Publicado em 12 de outubro de 2015 às 23:14 | Atualizado há 11 anos

O Brasil entra em campo hoje buscando a sua reabilitação nas Eliminatórias da Copa do Mundo da Rússia 2018, após estrear com derrota fora de casa para o Chile.

Diante da torcida cearense, os comandados de Dunga buscam a primeira vitória na competição, sobre a Venezuela, em partida válida pela segunda rodada da competição a partir das 22h.

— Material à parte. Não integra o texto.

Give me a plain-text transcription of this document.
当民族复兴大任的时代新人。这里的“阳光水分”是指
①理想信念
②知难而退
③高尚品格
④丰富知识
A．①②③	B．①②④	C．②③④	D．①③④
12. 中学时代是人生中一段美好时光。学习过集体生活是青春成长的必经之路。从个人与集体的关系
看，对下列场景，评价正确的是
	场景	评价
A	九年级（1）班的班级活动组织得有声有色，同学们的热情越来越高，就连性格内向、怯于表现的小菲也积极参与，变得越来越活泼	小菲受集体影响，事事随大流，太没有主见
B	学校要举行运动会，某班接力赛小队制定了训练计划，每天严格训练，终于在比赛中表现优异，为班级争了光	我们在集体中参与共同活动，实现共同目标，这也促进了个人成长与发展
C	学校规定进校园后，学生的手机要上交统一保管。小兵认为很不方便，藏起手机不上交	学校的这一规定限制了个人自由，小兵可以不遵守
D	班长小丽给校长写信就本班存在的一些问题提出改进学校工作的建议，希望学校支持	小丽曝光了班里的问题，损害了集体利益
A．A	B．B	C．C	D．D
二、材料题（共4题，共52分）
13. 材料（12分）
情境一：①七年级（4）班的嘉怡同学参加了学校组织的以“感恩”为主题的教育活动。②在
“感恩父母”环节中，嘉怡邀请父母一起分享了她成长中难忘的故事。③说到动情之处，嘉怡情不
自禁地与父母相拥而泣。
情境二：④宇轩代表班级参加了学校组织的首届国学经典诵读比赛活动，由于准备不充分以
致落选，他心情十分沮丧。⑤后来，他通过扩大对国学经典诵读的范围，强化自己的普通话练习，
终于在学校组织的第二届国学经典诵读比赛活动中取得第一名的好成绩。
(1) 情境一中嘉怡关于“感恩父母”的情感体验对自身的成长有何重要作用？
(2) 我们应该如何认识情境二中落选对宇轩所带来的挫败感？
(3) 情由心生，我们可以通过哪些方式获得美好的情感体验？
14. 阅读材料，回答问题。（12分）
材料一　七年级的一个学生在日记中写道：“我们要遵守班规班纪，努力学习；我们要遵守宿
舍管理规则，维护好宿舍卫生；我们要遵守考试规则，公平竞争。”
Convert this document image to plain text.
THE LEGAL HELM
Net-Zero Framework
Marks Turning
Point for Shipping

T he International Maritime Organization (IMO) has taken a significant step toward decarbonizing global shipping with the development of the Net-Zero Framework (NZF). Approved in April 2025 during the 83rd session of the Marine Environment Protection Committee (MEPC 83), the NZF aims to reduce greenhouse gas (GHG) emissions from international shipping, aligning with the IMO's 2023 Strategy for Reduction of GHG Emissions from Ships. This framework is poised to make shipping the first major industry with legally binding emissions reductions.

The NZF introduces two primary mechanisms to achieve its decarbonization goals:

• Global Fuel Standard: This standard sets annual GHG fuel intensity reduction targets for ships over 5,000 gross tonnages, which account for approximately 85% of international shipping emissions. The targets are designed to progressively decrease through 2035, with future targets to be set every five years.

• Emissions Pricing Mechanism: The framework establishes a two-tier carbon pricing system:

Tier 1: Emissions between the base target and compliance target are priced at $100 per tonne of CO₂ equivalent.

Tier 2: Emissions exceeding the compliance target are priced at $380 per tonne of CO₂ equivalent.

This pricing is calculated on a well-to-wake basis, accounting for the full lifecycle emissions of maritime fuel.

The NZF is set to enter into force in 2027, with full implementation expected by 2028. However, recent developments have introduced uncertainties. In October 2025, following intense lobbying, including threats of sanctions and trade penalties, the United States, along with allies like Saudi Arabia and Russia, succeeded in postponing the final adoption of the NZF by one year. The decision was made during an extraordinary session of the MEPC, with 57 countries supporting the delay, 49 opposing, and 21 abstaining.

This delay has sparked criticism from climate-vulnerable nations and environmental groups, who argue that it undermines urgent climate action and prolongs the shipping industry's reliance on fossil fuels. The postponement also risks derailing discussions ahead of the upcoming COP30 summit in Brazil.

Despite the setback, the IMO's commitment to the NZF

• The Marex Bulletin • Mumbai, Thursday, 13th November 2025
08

Antes do último treino para o jogo desta noite, o técnico Dunga e o lateral Daniel Alves concederam entrevista coletiva.

Questionado sobre como esse grupo atual reage às dificuldades, o treinador foi o mais protetor possível. Garantiu que há indignação entre os jogadores pelos maus resultados de um ano para cá, mas admitiu que era diferente em sua época.

– Talvez a reação deles não seja igual. Para o torcedor, a reação mais sanguínea era a nossa, e isso pode ter outro significado para quem está fora. Mas eles têm indignação. Estamos cobrando para que haja cobrança entre eles. Eu era um pouco exagerado, eles são mais tranquilos.

O treinador não confirmou – nem negou – que os testes realizados nos treinos, as entradas de Filipe Luís e Lucas Lima nos lugares de Marcelo e Oscar, vão se concretizar na partida. E disse que a comissão técnica não consegue dormir até encontrar uma solução para melhorar o Brasil.

– Nós queremos carinho, mas o torcedor também quer um pouco de alegria, e nós temos plena consciência disso. Eu e minha comissão técnica não dormimos muito bem. Tentamos buscar algo porque o futebol sempre foi uma das alegrias do povo. O Tom Cavalcante (humorista) esteve no hotel ontem e disse que o Brasil precisa de humor, uma alegria para o torcedor sorrir um pouco. Eu não sou muito de dar risada, mas também gosto – disse Dunga, precedido por uma rara expressão pública de leveza.

Sentado ao lado de Daniel Alves enquanto o lateral-direito afirmou que a seleção está pagando o pato pela revolta política do povo brasileiro, Dunga comentou sobre outra conta que o atual grupo, mesmo aqueles recém-chegados ainda paga: o da derrota por 7 a 1 para a Alemanha.

– A conta não é nossa, mas estamos aqui e temos que pagá-la, e tentar achar uma forma de solucionar isso. Não é fácil, mas não é impossível pela qualidade dos nossos jogadores. Quando os resultados não vêm, é normal essa cobrança. Por tudo que vem acontecendo no futebol mundial, no Brasil e no mundo, nós, latinos, focamos essa cobrança no futebol.

Temos responsabilidade pelo que aconteceu na Copa do Mundo e não podemos nos entregar.